West Pennsboro’s Zoning Hearing Board, convened to adjudicate the challenge to the rezoning, voted 3-0 Thursday night in favor of the appellants, the attorneys involved were told.
“It was a vote to grant the relief requested in my appeal … meaning they rendered their vote to invalidate the ordinance that changed the zoning to industrial,” said attorney Nathan Wolf, who challenged the re-zoning on behalf of several adjacent homeowners.
The re-zoning had been requested by Allen Distribution and was approved by the West Pennsboro Township Board of Supervisors this year, spurring the appeal.
Allen Distribution could itself appeal the Zoning Hearing Board’s decision to the court system. The attorney representing the company, Hubert Gilroy, said that determination will be made once the Zoning Hearing Board submits its written decision next week, as only a verbal decision had been conveyed Thursday night.
“We won’t be making any determination until we see the written decision next week,” Gilroy said. “We have to see their rationale before we determine what to do.”
The case revolves around the re-zoning of two farm parcels along Newville Road (Route 641) from residential to industrial use. If favorably re-zoned, Allen Distribution has planned a warehouse site north of Newville Road and immediately west of Meadowbrook Road.
The east side of Meadowbrook already has a significant warehousing and industrial campus, but the west side, as well as the north side of Newville Road, has small residential lots located alongside it that would be sandwiched by a warehouse complex being built up against their backyards.
The appeal, as argued by Wolf, centers on the concept of “spot zoning,” alleging that the West Pennsboro supervisors’ decision constituted as such, and was thus illegal.
Spot zoning involves the creation of land use zones that are tailored specifically to the interest of a particular property, inconsistent with the interest of the community as a whole, thus creating an “island” of zoning rights.
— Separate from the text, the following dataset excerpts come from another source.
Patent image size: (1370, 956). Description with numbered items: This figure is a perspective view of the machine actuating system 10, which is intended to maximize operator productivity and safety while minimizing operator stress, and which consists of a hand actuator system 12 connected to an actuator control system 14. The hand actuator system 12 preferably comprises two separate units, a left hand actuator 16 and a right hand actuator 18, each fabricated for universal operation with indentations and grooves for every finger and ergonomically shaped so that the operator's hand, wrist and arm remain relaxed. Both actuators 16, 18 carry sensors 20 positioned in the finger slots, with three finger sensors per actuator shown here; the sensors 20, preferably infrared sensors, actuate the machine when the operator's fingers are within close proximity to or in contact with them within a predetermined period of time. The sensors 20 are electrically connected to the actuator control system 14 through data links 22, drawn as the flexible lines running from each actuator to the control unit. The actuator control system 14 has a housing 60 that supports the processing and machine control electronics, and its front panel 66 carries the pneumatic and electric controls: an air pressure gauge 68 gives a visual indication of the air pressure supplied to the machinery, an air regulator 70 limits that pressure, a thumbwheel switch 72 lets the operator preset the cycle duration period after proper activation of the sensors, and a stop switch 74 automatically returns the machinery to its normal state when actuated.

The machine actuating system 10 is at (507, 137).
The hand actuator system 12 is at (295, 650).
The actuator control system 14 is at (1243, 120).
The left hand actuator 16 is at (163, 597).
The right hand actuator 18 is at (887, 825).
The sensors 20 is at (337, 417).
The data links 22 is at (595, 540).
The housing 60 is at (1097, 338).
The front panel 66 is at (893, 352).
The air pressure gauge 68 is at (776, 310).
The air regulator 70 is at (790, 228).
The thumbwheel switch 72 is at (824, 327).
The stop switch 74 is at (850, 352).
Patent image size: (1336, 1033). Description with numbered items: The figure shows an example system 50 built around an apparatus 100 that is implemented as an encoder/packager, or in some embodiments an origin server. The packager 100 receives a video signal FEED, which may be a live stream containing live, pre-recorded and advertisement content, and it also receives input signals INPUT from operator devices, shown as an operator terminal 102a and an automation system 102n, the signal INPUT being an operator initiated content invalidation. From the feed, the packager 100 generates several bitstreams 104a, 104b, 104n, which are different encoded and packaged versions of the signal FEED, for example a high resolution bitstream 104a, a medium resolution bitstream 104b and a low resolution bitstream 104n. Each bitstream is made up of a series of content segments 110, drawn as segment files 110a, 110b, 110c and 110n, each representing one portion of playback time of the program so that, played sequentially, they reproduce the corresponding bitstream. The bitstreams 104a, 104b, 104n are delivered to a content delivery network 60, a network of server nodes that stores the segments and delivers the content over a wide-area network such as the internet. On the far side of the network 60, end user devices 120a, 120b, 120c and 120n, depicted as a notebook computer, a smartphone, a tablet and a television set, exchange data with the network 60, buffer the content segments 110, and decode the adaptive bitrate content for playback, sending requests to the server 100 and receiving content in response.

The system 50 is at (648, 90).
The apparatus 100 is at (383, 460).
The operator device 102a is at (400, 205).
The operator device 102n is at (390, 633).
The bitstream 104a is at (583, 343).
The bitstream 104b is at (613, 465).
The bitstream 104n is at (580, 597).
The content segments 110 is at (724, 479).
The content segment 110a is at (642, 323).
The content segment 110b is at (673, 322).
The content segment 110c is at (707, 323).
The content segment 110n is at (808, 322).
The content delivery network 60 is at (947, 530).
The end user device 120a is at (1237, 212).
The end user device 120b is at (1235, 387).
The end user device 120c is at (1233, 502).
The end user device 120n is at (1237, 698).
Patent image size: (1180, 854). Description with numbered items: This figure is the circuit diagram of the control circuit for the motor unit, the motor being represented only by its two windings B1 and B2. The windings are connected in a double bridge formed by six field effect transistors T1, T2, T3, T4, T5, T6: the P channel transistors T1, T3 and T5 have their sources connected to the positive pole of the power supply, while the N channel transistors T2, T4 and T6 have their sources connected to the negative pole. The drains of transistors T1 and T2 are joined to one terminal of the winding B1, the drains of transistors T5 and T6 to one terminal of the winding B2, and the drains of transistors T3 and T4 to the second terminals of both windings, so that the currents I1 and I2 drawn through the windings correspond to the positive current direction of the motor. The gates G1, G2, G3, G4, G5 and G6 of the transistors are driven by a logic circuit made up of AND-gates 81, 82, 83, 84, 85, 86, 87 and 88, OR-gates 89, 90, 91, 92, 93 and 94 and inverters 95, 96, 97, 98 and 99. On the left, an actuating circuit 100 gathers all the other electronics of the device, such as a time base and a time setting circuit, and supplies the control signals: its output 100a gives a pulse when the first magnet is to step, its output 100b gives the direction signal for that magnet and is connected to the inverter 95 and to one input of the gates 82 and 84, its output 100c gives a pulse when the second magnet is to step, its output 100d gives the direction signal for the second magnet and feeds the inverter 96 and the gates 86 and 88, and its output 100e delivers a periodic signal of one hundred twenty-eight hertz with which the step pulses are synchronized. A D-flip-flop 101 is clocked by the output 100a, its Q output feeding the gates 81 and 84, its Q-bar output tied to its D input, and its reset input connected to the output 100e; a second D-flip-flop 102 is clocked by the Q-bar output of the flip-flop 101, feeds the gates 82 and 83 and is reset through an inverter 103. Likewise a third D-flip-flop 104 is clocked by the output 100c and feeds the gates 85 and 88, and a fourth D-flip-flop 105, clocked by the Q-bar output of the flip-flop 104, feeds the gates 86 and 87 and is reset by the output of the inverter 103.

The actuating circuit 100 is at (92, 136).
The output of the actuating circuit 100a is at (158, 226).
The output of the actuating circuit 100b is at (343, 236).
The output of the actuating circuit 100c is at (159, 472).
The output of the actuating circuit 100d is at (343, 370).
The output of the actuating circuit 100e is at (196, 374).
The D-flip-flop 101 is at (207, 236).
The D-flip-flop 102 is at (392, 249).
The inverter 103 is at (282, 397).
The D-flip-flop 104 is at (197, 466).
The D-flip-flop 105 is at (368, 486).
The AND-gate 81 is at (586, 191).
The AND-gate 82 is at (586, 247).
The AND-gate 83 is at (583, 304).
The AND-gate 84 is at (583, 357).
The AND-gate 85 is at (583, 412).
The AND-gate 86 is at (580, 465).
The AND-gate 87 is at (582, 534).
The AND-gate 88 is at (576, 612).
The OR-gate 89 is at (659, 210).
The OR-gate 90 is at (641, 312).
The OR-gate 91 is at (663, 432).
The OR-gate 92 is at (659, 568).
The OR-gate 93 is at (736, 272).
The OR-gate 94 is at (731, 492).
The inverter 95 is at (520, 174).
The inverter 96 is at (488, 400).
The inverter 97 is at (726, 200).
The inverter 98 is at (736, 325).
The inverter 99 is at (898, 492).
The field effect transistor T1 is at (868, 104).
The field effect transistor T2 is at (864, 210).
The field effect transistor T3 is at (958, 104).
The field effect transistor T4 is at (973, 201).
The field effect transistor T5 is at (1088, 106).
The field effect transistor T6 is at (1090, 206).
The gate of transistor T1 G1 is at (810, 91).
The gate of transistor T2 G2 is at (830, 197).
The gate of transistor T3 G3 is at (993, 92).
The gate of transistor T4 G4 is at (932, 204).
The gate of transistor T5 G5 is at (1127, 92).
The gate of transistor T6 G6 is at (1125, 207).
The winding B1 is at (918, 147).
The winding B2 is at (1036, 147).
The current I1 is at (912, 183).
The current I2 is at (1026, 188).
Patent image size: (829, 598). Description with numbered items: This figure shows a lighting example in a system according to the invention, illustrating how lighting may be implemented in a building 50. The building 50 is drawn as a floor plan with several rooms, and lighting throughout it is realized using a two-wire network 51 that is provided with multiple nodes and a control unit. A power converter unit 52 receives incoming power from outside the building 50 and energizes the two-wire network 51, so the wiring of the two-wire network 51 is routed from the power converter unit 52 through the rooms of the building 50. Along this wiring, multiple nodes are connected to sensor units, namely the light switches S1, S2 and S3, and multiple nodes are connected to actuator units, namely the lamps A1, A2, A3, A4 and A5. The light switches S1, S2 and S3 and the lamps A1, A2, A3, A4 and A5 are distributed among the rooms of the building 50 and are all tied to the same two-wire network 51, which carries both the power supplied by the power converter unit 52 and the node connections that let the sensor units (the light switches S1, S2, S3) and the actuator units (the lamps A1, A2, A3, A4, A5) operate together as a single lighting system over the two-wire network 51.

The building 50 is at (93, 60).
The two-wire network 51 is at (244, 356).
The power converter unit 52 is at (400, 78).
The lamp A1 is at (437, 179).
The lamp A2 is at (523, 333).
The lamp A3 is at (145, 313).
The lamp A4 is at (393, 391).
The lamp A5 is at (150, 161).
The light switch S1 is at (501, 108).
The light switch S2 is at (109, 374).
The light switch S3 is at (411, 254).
In the West Pennsboro case, Wolf argued, the township made allowances to rezone the land for warehouse use simply because a warehouse use was put on the table, even though the change is contrary to the core concept of zoning, which is to protect the public welfare by preventing conflict between different landowners’ uses of their property.
Previous iterations of the township’s comprehensive plan, as well as traffic studies, Wolf argued, showed that an increase in warehousing use along Route 641 was not supported by existing public infrastructure and land-use patterns.
Following the decision, Wolf said that the case now presents an interesting issue. While the township’s supervisors agreed to Allen Distribution’s rezoning request, the zoning hearing board has said, in essence, that they should not have.
If the developer appeals the case, it will not be a court challenge to Wolf’s clients, Wolf said, but a challenge to the zoning hearing board’s decision to overturn the supervisors’ decision, thus pitting the findings of one group of West Pennsboro officials against the findings of the other.
“It’s an interesting situation because the law is not clear that I could even intervene in that appeal,” Wolf said. “If the way it plays out is that my clients want to have me assist in the zoning hearing board’s defense of their decision, I will do that, but it puts us in a more detached position.”